A junior in high school, Montepare was doing some research on hockey operations and contacted general manager Steve Chapman.
“Maybe when I hang it up with officiating, or I’m told I can’t do it anymore, I want to get into hockey operations on the business side,” Montepare said. “So when I got done with the project, he told me to come talk to him a couple of months down the road and I did.”
He was hired as an intern by Jim Hall, the director of community relations. Montepare dressed up as Maximus the mascot off and on during his first season.
“But toward the end of the season and the beginning of the next season, I was doing it all the time, all the appearances and stuff,” he said.
Last year, Montepare stepped down to pursue officiating at the pro level. He’s been working for the Southern Professional Hockey League for the past three seasons.
“I’m not yet fulltime with the ECHL because this is my first year and I still have school to focus on,” Montepare said. “My parents would break my legs (if I didn’t get my degree).”

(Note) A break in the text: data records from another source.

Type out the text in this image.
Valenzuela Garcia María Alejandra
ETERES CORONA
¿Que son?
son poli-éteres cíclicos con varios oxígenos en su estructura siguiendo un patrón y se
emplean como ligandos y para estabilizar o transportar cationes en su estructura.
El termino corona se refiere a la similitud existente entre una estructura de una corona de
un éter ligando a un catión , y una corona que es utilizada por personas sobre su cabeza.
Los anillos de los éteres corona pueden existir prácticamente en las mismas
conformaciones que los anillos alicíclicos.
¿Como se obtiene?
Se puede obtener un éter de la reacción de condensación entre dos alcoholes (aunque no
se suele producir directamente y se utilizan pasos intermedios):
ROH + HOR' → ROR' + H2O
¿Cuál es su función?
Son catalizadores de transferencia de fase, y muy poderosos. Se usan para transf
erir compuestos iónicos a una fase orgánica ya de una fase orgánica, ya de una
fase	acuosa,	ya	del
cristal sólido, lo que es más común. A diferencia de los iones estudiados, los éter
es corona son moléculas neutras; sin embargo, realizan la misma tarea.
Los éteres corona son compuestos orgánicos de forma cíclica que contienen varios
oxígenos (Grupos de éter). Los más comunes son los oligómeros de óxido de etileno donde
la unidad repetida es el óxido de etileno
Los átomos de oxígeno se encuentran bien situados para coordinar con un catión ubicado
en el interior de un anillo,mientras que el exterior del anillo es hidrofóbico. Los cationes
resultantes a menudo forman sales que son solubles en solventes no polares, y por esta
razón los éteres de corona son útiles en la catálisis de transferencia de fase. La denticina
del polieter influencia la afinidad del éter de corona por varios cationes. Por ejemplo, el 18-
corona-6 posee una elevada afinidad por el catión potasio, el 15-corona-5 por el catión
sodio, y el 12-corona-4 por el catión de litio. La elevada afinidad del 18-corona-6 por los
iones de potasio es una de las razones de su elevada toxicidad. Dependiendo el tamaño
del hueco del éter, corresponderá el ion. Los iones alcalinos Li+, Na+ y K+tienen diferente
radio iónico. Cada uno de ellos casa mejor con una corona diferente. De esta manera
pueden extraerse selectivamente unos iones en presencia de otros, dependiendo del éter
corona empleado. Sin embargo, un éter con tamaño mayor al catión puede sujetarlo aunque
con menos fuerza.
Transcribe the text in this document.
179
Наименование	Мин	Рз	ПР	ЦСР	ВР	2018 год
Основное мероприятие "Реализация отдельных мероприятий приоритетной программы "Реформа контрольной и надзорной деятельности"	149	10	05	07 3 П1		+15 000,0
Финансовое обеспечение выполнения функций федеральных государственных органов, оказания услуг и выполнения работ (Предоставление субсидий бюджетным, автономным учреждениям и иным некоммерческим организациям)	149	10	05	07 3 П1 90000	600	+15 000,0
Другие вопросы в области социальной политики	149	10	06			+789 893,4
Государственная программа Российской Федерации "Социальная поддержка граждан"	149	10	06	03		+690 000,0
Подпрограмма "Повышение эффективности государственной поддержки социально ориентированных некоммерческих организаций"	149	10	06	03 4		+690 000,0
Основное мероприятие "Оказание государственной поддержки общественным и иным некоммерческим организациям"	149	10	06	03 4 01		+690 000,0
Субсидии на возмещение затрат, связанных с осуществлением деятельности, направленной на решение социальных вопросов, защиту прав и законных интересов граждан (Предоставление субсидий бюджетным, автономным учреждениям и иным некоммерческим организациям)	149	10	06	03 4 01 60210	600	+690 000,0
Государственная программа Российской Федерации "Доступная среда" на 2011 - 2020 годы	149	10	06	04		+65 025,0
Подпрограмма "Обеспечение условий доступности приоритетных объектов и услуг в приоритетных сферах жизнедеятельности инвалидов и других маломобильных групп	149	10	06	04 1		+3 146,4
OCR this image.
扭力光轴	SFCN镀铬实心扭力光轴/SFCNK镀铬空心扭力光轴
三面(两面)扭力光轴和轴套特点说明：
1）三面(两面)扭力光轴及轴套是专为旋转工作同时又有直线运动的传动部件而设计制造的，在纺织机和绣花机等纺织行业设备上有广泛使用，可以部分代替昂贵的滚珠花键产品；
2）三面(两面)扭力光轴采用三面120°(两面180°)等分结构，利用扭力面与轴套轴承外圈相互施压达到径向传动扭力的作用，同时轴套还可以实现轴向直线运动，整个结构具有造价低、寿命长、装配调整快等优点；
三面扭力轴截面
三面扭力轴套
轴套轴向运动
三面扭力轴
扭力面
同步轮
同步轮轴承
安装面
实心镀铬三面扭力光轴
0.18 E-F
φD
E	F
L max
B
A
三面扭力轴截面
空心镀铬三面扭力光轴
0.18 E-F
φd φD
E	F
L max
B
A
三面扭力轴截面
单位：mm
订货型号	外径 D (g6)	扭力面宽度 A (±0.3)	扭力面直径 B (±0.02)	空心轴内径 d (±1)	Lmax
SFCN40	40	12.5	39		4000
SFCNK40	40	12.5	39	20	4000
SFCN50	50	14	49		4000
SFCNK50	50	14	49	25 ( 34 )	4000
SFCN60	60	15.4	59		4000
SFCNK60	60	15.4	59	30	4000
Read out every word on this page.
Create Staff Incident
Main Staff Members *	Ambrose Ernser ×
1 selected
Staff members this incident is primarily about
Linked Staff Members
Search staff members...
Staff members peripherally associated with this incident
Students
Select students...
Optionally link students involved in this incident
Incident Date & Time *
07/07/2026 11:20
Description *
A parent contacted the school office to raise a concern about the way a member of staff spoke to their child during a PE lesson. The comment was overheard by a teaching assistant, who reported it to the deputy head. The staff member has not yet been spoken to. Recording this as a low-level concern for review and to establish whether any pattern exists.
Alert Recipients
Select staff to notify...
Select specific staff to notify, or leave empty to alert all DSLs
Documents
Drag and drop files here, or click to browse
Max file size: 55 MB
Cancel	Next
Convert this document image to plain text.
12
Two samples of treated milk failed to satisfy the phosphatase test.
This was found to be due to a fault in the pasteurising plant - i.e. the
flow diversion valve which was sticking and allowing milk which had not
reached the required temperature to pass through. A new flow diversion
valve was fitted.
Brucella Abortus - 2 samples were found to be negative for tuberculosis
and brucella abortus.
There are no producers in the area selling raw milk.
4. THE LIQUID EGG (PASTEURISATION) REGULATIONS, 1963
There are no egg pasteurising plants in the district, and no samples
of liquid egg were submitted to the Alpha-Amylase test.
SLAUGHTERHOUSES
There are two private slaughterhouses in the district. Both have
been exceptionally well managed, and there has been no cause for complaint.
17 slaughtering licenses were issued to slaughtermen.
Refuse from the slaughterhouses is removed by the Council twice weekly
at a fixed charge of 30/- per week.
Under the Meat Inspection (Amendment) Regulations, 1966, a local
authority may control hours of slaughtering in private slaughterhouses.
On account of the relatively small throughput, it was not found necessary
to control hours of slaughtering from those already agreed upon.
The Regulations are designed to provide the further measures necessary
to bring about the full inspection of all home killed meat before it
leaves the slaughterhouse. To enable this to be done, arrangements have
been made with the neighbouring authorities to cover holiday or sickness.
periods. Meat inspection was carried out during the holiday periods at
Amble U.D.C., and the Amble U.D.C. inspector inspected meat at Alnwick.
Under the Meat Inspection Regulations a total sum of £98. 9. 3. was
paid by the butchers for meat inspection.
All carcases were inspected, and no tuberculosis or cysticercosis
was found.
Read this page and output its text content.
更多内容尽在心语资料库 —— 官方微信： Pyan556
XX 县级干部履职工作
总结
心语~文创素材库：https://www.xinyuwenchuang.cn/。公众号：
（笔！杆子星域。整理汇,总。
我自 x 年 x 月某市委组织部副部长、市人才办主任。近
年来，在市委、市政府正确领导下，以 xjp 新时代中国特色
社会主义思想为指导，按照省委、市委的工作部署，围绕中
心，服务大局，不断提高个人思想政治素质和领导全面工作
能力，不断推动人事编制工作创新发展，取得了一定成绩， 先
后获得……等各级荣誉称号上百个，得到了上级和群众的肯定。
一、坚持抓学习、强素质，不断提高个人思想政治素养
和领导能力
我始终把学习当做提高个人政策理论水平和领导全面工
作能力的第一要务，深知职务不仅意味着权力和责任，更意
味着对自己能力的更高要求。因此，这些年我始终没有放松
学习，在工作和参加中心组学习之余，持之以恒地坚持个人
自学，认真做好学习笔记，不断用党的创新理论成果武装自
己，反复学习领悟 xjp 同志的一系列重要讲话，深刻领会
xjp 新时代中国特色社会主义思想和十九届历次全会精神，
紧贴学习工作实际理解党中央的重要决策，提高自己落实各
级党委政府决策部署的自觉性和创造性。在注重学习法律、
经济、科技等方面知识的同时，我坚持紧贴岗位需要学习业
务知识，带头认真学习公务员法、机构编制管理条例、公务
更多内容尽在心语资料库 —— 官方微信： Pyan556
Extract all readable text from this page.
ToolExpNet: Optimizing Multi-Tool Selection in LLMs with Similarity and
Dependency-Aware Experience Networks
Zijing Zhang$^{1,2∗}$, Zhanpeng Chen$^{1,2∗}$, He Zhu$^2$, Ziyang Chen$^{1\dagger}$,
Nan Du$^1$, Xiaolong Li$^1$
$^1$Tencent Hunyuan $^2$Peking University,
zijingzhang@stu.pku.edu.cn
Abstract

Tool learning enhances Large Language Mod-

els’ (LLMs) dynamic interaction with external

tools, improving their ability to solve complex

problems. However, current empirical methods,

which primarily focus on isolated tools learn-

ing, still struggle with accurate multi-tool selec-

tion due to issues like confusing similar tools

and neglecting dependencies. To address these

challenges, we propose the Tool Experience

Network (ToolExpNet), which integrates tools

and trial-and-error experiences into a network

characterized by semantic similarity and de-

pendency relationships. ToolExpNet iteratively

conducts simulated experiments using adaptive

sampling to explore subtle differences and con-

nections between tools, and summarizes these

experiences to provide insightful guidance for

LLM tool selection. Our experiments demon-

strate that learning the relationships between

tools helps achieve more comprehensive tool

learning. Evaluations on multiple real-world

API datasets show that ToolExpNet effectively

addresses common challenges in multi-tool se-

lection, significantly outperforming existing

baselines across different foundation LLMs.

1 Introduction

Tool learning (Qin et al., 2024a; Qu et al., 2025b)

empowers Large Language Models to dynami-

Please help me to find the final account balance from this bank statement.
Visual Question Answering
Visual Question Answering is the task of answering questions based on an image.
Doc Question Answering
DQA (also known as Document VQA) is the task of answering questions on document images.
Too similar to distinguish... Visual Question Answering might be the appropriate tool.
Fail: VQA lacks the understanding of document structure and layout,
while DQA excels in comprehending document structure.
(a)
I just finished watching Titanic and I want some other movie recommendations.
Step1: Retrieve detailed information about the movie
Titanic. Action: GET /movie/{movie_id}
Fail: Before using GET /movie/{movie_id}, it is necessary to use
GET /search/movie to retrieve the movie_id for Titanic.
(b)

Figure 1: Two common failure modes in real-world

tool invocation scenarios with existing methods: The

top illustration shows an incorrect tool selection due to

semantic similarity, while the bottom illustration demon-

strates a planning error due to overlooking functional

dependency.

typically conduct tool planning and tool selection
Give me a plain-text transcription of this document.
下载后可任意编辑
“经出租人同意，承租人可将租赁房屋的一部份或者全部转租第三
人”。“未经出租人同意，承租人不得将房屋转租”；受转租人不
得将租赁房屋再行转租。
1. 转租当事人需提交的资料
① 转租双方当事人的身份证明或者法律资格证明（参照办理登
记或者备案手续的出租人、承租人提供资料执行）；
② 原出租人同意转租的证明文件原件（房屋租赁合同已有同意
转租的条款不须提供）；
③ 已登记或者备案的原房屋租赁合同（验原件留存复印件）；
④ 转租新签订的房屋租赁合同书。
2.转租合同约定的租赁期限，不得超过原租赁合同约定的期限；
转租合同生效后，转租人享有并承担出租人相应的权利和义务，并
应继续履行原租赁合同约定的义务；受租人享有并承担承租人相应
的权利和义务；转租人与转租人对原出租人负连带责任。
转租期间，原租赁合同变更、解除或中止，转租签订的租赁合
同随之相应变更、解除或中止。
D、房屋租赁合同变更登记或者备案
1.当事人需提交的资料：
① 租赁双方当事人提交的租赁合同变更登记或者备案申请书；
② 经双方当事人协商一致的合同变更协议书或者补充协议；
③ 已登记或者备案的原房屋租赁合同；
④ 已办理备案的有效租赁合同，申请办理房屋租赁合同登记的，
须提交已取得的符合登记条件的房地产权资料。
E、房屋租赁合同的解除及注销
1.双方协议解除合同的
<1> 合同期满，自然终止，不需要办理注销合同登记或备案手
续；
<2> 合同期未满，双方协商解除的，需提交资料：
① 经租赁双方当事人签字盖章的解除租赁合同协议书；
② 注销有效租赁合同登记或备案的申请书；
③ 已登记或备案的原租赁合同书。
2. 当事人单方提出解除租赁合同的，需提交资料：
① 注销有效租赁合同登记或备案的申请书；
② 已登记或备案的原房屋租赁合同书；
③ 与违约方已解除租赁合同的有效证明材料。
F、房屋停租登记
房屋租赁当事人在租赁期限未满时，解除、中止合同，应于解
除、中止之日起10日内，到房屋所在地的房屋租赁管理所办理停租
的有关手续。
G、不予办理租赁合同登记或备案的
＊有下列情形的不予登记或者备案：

His schedule – he’s just got class twice a week right now – allowed Montepare to return as Maximus at the beginning of this season. But then he was hired by the ECHL as a linesman.
“When I signed my contract before Thanksgiving, it was pretty much like the weekend before I was doing a community appearance with (Scott) Mifsud at a RaceTrac and then the next night, I’m out on the ice with them.”
So he’s again given up the adulation of being a cuddly, well-loved lion for the reviled stripes of a zebra.
“In one sense, it’s good for me to know who the guys are because I can have some communication with them on the ice,” Montepare said. “But I think I’m held to a higher standard here when I work – which is good. It makes me work harder. It’s not to say I don’t take this seriously everywhere, but this is my home rink.
“What ices the cake is my parents come to pretty much every game. Because my mom is the one that got up at like 5 o’clock in the morning to take me to the rink to do this when I was younger. So it’s nice to see them there.”